Graduation Year

2019

Document Type

Dissertation

Degree

Ph.D.

Degree Name

Doctor of Philosophy (Ph.D.)

Degree Granting Department

Psychology

Major Professor

Jonathan Rottenberg, Ph.D.

Committee Member

Mark Goldman, Ph.D.

Committee Member

Edelyn Verona, Ph.D.

Committee Member

Kristen Salomon, Ph.D.

Committee Member

Brent Small, Ph.D.

Keywords

depression, emotional functioning, psychopathology, sleep quality

Abstract

Depressive symptoms and sleep are both strongly associated with deficits in emotional functioning (Durmer & Dinges, 2005; van der Helm & Walker, 2010). Although sleep and depression are tightly intertwined, understanding their independent and conjoint impact on emotional functioning is imperative. Given the limitations of previous designs, the primary goal of this study was to examine the separate impact of poor sleep quality and depressive symptoms on emotion regulation.
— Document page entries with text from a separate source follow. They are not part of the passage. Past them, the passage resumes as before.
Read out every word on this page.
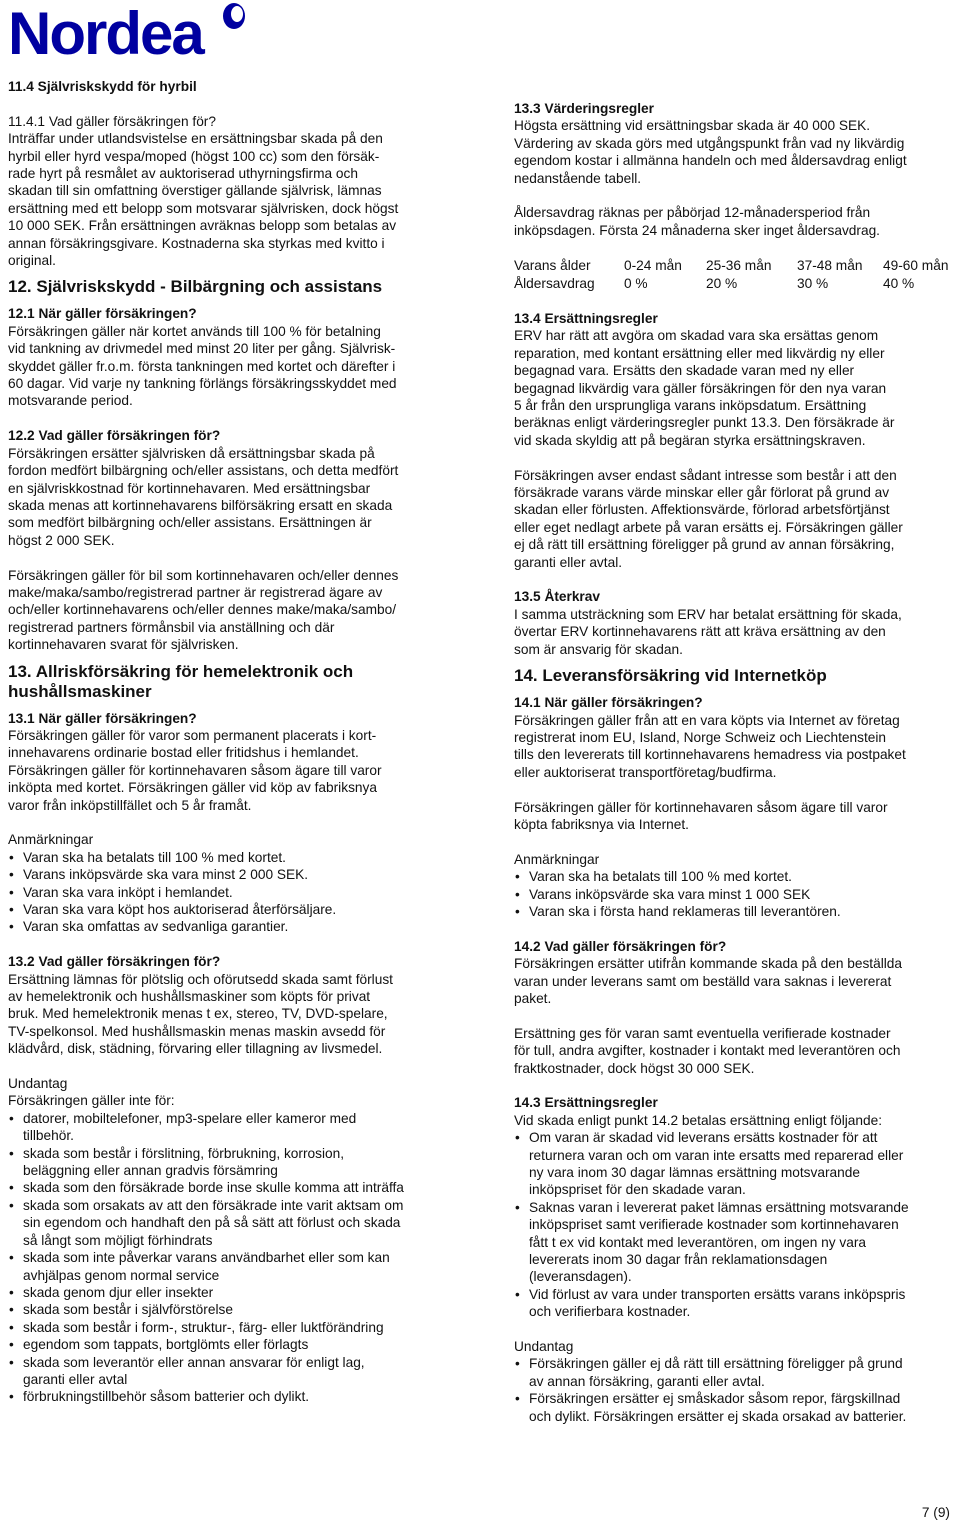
Nordea

11.4 Självriskskydd för hyrbil

11.4.1 Vad gäller försäkringen för?

Inträffar under utlandsvistelse en ersättningsbar skada på den

hyrbil eller hyrd vespa/moped (högst 100 cc) som den försäk-

rade hyrt på resmålet av auktoriserad uthyrningsfirma och

skadan till sin omfattning överstiger gällande självrisk, lämnas

ersättning med ett belopp som motsvarar självrisken, dock högst

10 000 SEK. Från ersättningen avräknas belopp som betalas av

annan försäkringsgivare. Kostnaderna ska styrkas med kvitto i

original.

12. Självriskskydd - Bilbärgning och assistans

12.1 När gäller försäkringen?

Försäkringen gäller när kortet används till 100 % för betalning

vid tankning av drivmedel med minst 20 liter per gång. Självrisk-

skyddet gäller fr.o.m. första tankningen med kortet och därefter i

60 dagar. Vid varje ny tankning förlängs försäkringsskyddet med

motsvarande period.

12.2 Vad gäller försäkringen för?

Försäkringen ersätter självrisken då ersättningsbar skada på

fordon medfört bilbärgning och/eller assistans, och detta medfört

en självriskkostnad för kortinnehavaren. Med ersättningsbar

skada menas att kortinnehavarens bilförsäkring ersatt en skada

som medfört bilbärgning och/eller assistans. Ersättningen är

högst 2 000 SEK.

Försäkringen gäller för bil som kortinnehavaren och/eller dennes

make/maka/sambo/registrerad partner är registrerad ägare av

och/eller kortinnehavarens och/eller dennes make/maka/sambo/

registrerad partners förmånsbil via anställning och där

kortinnehavaren svarat för självrisken.

13. Allriskförsäkring för hemelektronik och

hushållsmaskiner

13.1 När gäller försäkringen?

Försäkringen gäller för varor som permanent placerats i kort-

innehavarens ordinarie bostad eller fritidshus i hemlandet.

Försäkringen gäller för kortinnehavaren såsom ägare till varor

inköpta med kortet. Försäkringen gäller vid köp av fabriksnya

varor från inköpstillfället och 5 år framåt.

Anmärkningar

• Varan ska ha betalats till 100 % med kortet.
• Varans inköpsvärde ska vara minst 2 000 SEK.
• Varan ska vara inköpt i hemlandet.
• Varan ska vara köpt hos auktoriserad återförsäljare.
• Varan ska omfattas av sedvanliga garantier.

13.2 Vad gäller försäkringen för?

Ersättning lämnas för plötslig och oförutsedd skada samt förlust

av hemelektronik och hushållsmaskiner som köpts för privat

bruk. Med hemelektronik menas t ex, stereo, TV, DVD-spelare,

TV-spelkonsol. Med hushållsmaskin menas maskin avsedd för

klädvård, disk, städning, förvaring eller tillagning av livsmedel.

Undantag

Försäkringen gäller inte för:

• datorer, mobiltelefoner, mp3-spelare eller kameror med
tillbehör.
• skada som består i förslitning, förbrukning, korrosion,
beläggning eller annan gradvis försämring
• skada som den försäkrade borde inse skulle komma att inträffa
• skada som orsakats av att den försäkrade inte varit aktsam om
sin egendom och handhaft den på så sätt att förlust och skada
så långt som möjligt förhindrats
• skada som inte påverkar varans användbarhet eller som kan
avhjälpas genom normal service
• skada genom djur eller insekter
• skada som består i självförstörelse
• skada som består i form-, struktur-, färg- eller luktförändring
• egendom som tappats, bortglömts eller förlagts
• skada som leverantör eller annan ansvarar för enligt lag,
garanti eller avtal
• förbrukningstillbehör såsom batterier och dylikt.

13.3 Värderingsregler

Högsta ersättning vid ersättningsbar skada är 40 000 SEK.

Värdering av skada görs med utgångspunkt från vad ny likvärdig

egendom kostar i allmänna handeln och med åldersavdrag enligt

nedanstående tabell.

Åldersavdrag räknas per påbörjad 12-månadersperiod från

inköpsdagen. Första 24 månaderna sker inget åldersavdrag.

Varans ålder	0-24 mån	25-36 mån	37-48 mån	49-60 mån
Åldersavdrag	0 %	20 %	30 %	40 %

13.4 Ersättningsregler

ERV har rätt att avgöra om skadad vara ska ersättas genom

reparation, med kontant ersättning eller med likvärdig ny eller

begagnad vara. Ersätts den skadade varan med ny eller

begagnad likvärdig vara gäller försäkringen för den nya varan

5 år från den ursprungliga varans inköpsdatum. Ersättning

beräknas enligt värderingsregler punkt 13.3. Den försäkrade är

vid skada skyldig att på begäran styrka ersättningskraven.

Försäkringen avser endast sådant intresse som består i att den

försäkrade varans värde minskar eller går förlorat på grund av

skadan eller förlusten. Affektionsvärde, förlorad arbetsförtjänst

eller eget nedlagt arbete på varan ersätts ej. Försäkringen gäller

ej då rätt till ersättning föreligger på grund av annan försäkring,

garanti eller avtal.

13.5 Återkrav

I samma utsträckning som ERV har betalat ersättning för skada,

övertar ERV kortinnehavarens rätt att kräva ersättning av den

som är ansvarig för skadan.

14. Leveransförsäkring vid Internetköp

14.1 När gäller försäkringen?

Försäkringen gäller från att en vara köpts via Internet av företag

registrerat inom EU, Island, Norge Schweiz och Liechtenstein

tills den levererats till kortinnehavarens hemadress via postpaket

eller auktoriserat transportföretag/budfirma.

Försäkringen gäller för kortinnehavaren såsom ägare till varor

köpta fabriksnya via Internet.

Anmärkningar

• Varan ska ha betalats till 100 % med kortet.
• Varans inköpsvärde ska vara minst 1 000 SEK
• Varan ska i första hand reklameras till leverantören.

14.2 Vad gäller försäkringen för?

Försäkringen ersätter utifrån kommande skada på den beställda

varan under leverans samt om beställd vara saknas i levererat

paket.

Ersättning ges för varan samt eventuella verifierade kostnader

för tull, andra avgifter, kostnader i kontakt med leverantören och

fraktkostnader, dock högst 30 000 SEK.

14.3 Ersättningsregler

Vid skada enligt punkt 14.2 betalas ersättning enligt följande:

• Om varan är skadad vid leverans ersätts kostnader för att
returnera varan och om varan inte ersatts med reparerad eller
ny vara inom 30 dagar lämnas ersättning motsvarande
inköpspriset för den skadade varan.
• Saknas varan i levererat paket lämnas ersättning motsvarande
inköpspriset samt verifierade kostnader som kortinnehavaren
fått t ex vid kontakt med leverantören, om ingen ny vara
levererats inom 30 dagar från reklamationsdagen
(leveransdagen).
• Vid förlust av vara under transporten ersätts varans inköpspris
och verifierbara kostnader.

Undantag

• Försäkringen gäller ej då rätt till ersättning föreligger på grund
av annan försäkring, garanti eller avtal.
• Försäkringen ersätter ej småskador såsom repor, färgskillnad
och dylikt. Försäkringen ersätter ej skada orsakad av batterier.
7 (9)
In order to accomplish this goal, we preselected groups on the basis of their sleep and depression profiles: individuals with mainly sleep problems (N = 30), individuals with mainly depressive symptoms (N = 10), individuals who scored highly on both problems (N = 37), as well as individuals who are low on both problems (N = 33). Main predictions were that sleep would be uniquely associated with poor trait and laboratory emotion regulation. Results were contrary to hypotheses in that we found main effects of depression on all self-reported measures of emotion regulation and a main effect of sleep on rumination alone. Sleep and depression both predicted affective consequences of laboratory emotion regulation but in the opposite of the expected direction: greater severity scores predicted more benefit from instructed emotion regulation strategy use in the laboratory. Further discussion centers on the complexity of sleep problems and future directions for a greater understanding of sleep within emotion regulation.